Rillomyner imprecò e si diresse barcollando verso il cannone più vicino. Zavotle e Flenn seguirono a ruota senza bisogno di aspettare gli ordini. C’erano due armi antiptertha montate su ciascun lato della navicella, con le canne fatte di leggere strisce di brakka unite a tubo da solide corde di vetro e resina. Ognuna disponeva di un deposito di munizioni, capsule di energia di vetro e proiettili di nuovo tipo, fasci di bastoncini di legno incernierati che si aprivano a raggio durante il volo. Richiedevano una maggiore accuratezza di tiro rispetto alle più vecchie armi a dispersione, ma avevano il vantaggio di una maggiore portata.

Toller si rimise al posto di pilotaggio e scaricò vampate intermittenti nel pallone per mantenere la velocità di ascensione.Non era eccessivamente preoccupato del ptertha solitario e aveva dato l’allarme più che altro per svegliare Rillomyner.

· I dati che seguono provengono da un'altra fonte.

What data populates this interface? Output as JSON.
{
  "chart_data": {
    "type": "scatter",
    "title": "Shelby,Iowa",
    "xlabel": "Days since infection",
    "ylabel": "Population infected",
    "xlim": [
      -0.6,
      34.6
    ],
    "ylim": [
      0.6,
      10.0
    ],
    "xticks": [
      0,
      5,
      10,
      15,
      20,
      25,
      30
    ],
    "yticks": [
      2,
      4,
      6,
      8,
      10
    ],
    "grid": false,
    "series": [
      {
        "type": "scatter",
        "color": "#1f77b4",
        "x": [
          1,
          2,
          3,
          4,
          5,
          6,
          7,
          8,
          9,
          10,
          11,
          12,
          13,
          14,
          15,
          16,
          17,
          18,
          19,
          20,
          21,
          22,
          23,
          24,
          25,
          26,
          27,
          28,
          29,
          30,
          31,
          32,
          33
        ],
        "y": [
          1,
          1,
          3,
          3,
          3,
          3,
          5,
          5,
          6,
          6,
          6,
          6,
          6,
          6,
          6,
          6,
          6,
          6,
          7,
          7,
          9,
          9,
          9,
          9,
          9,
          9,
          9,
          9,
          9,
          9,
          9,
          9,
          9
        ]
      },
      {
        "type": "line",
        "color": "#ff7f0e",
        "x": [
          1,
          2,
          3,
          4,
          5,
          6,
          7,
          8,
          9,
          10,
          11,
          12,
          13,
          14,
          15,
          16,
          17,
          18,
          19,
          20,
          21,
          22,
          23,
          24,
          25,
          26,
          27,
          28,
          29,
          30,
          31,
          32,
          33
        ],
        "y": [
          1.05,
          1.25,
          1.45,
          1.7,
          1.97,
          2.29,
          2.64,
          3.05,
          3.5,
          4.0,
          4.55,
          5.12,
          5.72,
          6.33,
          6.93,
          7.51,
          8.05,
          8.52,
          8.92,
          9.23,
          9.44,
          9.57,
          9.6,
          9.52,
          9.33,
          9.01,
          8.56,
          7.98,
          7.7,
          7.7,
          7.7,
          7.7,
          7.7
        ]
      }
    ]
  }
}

Per quanto si sapeva, i globi erano in balia delle correnti d’aria nei percorsi a lunga distanza, e si muovevano forse per atto di volontà solo quando erano vicini alla loro preda. Come si attivasse l’impulso che li guidava nelle iarde finali era ancora un mistero, ma c’era una teoria che voleva che il ptertha avesse già cominciato il processo di autodistruzione, creando un piccolo orifizio sulla sua superficie, nel punto opposto rispetto alla vittima. L’espulsione dei gas interni avrebbe spinto il globo in avanti prima che l’intera struttura si disintegrasse e liberasse la sua carica di polvere tossica. Ma la teoria rimaneva a livello di congettura, data l’impossibilità di studiare i ptertha a distanza ravvicinata.